If this switch occurs, Apple would automatically gain much more control over its own hardware at a time when Intel has been struggling to offer significant performance increase with each new generation of hardware. The ARM processors available now are more power-efficient and they help save battery life so the switch might also reduce the processor cost by 40 to 60 percent.
Here are some of the technical details from the Bloomberg report.
● Three Mac System-on-Chip (SoC) designs based on the A14 processor are currently in development, and work has also started on a Mac SoC based on next year’s iPhone processor. Bloomberg speculates that Apple is planning to keep both its laptop and mobile chips in the same development cycle.
● The Mac chips will reportedly be manufactured by TSMC based on a 5nm fabrication process.
● The first of these chips will feature eight high-performance CPU cores and at least four energy-efficient cores, for 12 cores in total. The A12Z chip used in the current iPad Pro has eight cores: four high performance and four energy-efficient.
● As well as a CPU, the SoC will also include a GPU.

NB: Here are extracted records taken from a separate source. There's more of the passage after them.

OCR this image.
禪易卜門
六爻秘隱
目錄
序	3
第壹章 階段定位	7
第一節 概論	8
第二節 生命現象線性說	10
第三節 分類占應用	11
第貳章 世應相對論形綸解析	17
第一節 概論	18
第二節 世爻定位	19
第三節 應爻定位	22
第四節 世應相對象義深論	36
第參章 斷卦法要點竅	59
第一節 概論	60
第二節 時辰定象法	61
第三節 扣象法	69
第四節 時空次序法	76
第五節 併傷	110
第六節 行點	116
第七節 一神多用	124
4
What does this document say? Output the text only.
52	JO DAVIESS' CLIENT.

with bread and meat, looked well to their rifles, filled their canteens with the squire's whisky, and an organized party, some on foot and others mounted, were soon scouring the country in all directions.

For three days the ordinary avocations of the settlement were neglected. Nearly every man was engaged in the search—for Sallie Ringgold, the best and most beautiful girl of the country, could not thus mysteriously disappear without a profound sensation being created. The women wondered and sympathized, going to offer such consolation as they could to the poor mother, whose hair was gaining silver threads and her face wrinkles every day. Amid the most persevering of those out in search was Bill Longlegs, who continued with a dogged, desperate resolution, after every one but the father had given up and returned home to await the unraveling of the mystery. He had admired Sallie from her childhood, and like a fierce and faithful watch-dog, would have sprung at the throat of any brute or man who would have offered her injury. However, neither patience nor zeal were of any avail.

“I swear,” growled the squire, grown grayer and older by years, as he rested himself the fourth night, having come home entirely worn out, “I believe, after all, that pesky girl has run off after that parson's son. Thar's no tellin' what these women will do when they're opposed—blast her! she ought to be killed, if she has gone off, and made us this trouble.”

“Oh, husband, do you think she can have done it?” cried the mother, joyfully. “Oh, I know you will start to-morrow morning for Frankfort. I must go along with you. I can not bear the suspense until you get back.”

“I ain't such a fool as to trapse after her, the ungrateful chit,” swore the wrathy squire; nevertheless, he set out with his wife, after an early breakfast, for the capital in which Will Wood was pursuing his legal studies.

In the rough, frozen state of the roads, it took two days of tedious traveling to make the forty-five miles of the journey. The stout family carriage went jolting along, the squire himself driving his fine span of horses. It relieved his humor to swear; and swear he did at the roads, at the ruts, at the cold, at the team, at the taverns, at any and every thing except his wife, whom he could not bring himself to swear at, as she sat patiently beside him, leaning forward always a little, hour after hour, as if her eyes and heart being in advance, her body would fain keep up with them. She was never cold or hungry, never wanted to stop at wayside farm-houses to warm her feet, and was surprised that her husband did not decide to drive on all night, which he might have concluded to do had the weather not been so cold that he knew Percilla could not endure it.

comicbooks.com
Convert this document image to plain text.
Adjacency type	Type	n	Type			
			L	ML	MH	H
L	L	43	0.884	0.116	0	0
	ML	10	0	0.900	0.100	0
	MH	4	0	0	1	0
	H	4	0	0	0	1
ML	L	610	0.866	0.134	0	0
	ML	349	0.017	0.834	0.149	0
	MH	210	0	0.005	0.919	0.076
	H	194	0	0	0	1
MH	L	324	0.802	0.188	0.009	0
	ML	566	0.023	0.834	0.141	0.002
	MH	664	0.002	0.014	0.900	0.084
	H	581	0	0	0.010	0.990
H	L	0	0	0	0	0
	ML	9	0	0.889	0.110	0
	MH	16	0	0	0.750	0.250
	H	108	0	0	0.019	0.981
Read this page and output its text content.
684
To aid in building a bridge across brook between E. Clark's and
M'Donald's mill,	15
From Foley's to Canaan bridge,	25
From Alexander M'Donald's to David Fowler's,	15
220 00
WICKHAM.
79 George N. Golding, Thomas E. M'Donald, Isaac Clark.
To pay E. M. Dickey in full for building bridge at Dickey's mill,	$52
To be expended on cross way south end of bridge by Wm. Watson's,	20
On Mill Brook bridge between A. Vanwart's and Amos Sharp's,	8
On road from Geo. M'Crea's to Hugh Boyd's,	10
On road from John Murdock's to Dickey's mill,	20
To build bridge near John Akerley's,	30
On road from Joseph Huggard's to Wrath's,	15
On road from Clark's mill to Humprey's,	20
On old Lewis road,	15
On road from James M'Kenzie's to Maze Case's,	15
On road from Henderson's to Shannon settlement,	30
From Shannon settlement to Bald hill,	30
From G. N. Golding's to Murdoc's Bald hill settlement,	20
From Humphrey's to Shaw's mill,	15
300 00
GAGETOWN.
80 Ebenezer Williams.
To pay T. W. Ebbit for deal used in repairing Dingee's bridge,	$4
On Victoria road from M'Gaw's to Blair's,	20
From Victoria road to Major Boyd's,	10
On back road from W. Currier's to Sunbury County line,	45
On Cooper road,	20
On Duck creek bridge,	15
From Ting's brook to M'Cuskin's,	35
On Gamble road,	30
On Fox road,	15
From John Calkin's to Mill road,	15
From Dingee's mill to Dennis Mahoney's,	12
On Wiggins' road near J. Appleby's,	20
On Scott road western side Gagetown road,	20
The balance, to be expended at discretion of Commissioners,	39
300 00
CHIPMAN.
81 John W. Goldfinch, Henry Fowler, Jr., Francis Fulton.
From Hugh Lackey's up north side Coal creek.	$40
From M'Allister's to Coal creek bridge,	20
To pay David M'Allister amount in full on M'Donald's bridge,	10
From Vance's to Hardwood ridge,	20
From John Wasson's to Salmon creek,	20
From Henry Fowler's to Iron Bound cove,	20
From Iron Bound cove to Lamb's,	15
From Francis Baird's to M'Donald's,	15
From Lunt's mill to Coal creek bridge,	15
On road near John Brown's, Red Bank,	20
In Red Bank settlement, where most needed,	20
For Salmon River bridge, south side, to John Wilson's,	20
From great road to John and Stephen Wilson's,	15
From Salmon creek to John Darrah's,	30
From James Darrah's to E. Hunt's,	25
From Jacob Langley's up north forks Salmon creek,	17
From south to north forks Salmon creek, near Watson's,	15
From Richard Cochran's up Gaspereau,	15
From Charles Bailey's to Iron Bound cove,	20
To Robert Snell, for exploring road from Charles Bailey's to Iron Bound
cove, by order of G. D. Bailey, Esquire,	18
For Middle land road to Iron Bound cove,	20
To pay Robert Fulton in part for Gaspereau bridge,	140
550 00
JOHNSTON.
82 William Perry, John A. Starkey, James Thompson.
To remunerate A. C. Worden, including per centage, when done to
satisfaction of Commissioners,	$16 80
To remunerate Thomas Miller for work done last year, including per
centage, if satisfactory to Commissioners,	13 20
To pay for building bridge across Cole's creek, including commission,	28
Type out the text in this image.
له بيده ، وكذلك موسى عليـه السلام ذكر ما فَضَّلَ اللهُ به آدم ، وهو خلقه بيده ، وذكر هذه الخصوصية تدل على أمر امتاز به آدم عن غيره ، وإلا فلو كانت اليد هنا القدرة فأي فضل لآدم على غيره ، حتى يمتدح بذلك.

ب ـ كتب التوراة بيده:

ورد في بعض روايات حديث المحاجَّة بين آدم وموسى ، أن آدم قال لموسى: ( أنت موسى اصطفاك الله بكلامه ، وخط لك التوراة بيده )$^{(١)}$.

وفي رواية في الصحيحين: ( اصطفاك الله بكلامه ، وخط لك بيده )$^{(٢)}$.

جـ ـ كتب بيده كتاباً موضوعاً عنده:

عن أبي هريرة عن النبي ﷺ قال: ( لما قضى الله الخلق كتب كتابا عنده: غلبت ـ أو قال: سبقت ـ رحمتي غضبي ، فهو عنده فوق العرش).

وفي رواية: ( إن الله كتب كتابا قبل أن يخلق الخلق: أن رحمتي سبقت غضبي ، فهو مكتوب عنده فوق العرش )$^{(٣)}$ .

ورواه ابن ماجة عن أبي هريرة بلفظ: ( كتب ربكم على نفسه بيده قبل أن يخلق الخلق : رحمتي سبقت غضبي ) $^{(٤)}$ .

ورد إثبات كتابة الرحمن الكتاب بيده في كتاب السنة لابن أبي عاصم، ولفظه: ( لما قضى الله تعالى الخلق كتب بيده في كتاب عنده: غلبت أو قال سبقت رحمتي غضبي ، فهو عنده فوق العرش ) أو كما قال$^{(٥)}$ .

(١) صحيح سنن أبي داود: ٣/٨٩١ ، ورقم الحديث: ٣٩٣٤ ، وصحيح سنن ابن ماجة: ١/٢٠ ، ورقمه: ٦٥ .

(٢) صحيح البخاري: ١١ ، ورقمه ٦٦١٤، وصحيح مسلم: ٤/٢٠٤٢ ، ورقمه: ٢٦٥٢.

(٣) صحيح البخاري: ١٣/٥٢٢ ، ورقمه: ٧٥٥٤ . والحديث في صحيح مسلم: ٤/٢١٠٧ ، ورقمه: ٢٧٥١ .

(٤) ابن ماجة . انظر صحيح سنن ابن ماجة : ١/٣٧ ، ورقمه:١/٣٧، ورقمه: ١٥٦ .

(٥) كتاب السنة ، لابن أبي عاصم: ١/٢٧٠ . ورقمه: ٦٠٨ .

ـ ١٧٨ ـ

● ARM Mac computers will continue to run macOS rather than switching to iOS, similar to the approach taken with existing Windows laptops that use Qualcomm ARM processors.
● Bloomberg speculates that Apple’s first ARM-based machines will be lower-powered MacBooks because its own chips won’t be able to match Intel’s performance in its higher-end MacBook Pros, iMacs, and Mac Pro computers.
● Back in 2018, Apple reportedly developed a prototype Mac chip based on that year’s iPad Pro A12X processor. The success of this prototype is thought to have given the company the confidence to target a transition as early as 2020.